Sunday, 20 January 2013

Update

I didn't realise how long it has been since I last blogged so I think this is well and truly due for an update.


I finished teaching on the 9th December and my , now ex, boss made it as difficult as she possibly could. Even now I have a sneaky feeling she will try and keep me in her clutches as she said before Christmas that as I would have more free time, I could do x,y and Z for her as she didn't want to ask her husband to do it. I appreciate that he has had a stroke and though recovered, still isn't able to cope with much. But why should I be doing her work when there are three other, younger teachers available?

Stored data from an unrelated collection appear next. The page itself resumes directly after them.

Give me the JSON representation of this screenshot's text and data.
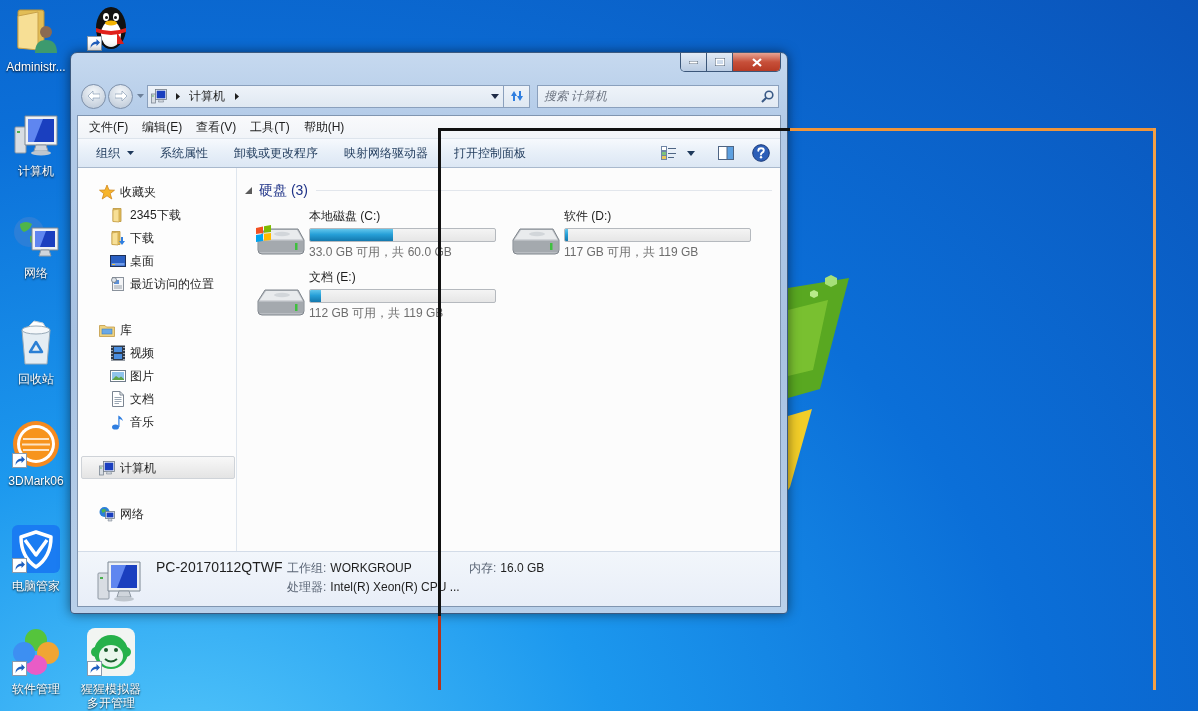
{
  "desktop_icons": [
    {
      "label": "Administr...",
      "shortcut": false
    },
    {
      "shortcut": true
    },
    {
      "label": "计算机",
      "shortcut": false
    },
    {
      "label": "网络",
      "shortcut": false
    },
    {
      "label": "回收站",
      "shortcut": false
    },
    {
      "label": "3DMark06",
      "shortcut": true
    },
    {
      "label": "电脑管家",
      "shortcut": true
    },
    {
      "label": "软件管理",
      "shortcut": true
    },
    {
      "label": "猩猩模拟器多开管理",
      "shortcut": true
    }
  ],
  "window": {
    "back": {
      "disabled": true
    },
    "forward": {
      "disabled": true
    },
    "address": {
      "crumbs": [
        "计算机"
      ]
    },
    "search": {
      "placeholder": "搜索 计算机"
    },
    "menu": [
      "文件(F)",
      "编辑(E)",
      "查看(V)",
      "工具(T)",
      "帮助(H)"
    ],
    "commands": [
      {
        "label": "组织",
        "dropdown": true
      },
      {
        "label": "系统属性",
        "dropdown": false
      },
      {
        "label": "卸载或更改程序",
        "dropdown": false
      },
      {
        "label": "映射网络驱动器",
        "dropdown": false
      },
      {
        "label": "打开控制面板",
        "dropdown": false
      }
    ],
    "sidebar": [
      {
        "label": "收藏夹",
        "selected": false,
        "children": [
          {
            "label": "2345下载",
            "selected": false
          },
          {
            "label": "下载",
            "selected": false
          },
          {
            "label": "桌面",
            "selected": false
          },
          {
            "label": "最近访问的位置",
            "selected": false
          }
        ]
      },
      {
        "label": "库",
        "selected": false,
        "children": [
          {
            "label": "视频",
            "selected": false
          },
          {
            "label": "图片",
            "selected": false
          },
          {
            "label": "文档",
            "selected": false
          },
          {
            "label": "音乐",
            "selected": false
          }
        ]
      },
      {
        "label": "计算机",
        "selected": true
      },
      {
        "label": "网络",
        "selected": false
      }
    ],
    "section": {
      "title": "硬盘 (3)",
      "expanded": true,
      "drives": [
        {
          "name": "本地磁盘 (C:)",
          "system": true,
          "level": 0.45,
          "space": "33.0 GB 可用，共 60.0 GB"
        },
        {
          "name": "软件 (D:)",
          "system": false,
          "level": 0.017,
          "space": "117 GB 可用，共 119 GB"
        },
        {
          "name": "文档 (E:)",
          "system": false,
          "level": 0.06,
          "space": "112 GB 可用，共 119 GB"
        }
      ]
    },
    "details": {
      "name": "PC-20170112QTWF",
      "fields": [
        {
          "label": "工作组:",
          "value": "WORKGROUP"
        },
        {
          "label": "内存:",
          "value": "16.0 GB"
        },
        {
          "label": "处理器:",
          "value": "Intel(R) Xeon(R) CPU ..."
        }
      ]
    }
  }
}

I must say I am quite depressed at the moment. I had it in my head that once I had stopped work, a miracle would happen and I'd feel so much better. Wrong ! Mentally I am struggling with not teaching and then things started going pear shaped.

Christmas my parents came for the day, along with two friends. It was lovely that mum and dad could make it but a nightmare getting mum up and down our outside flight of steps, to the bathroom , etc. But that was minor to the next event. Earlier in the month mum fell in her house and broke the same hip she broke January 2011. This was when we realised she had dementia. Fast forward to this year, where things are much worse and her behaviour more challenging. She doesn't believe she has broken her hip, thinks my 90 year old dad is having an affair with the Staff nurse looking after her. The MHT have tried to assess her so that we can get the right level of care set up for her but she won't let them. Visiting is a horrible experience as she can't or won't have a conversation, ignores dad and tells us things we know have never happened except in her own mind. Dementia is a cruel illness.

I had my own assessment with the Pain Psychologist and the Occupational Therapist. My 20 minutes appointment stretched into a 40 minute one which I cried most of the way through as I am not coping. Trying to stay normal for my dad as he is staying with us while mum is in hospital but just could not maintain it in front of those two very kind ladies. Apparently I have gone backwards in managing my condition . Not surprising really :-(.

And my BP is soaring, despite 3 lots of medication. I know it is stress but I just can't seem to stay calm inside. The nurse wanted me to wear a 24 hour monitor but I refused as I just could not cope with that on top of everything at present. Not looking forward to my Wednesday appointment. It add the cherry on top, I have a new GP who I have never seen so don't  even know if she is fibre friendly or whether she is one of the doctors who think fibre patients are lazy shirkers and that fibre does not exist.

With luck I will keep my blog up to date in future.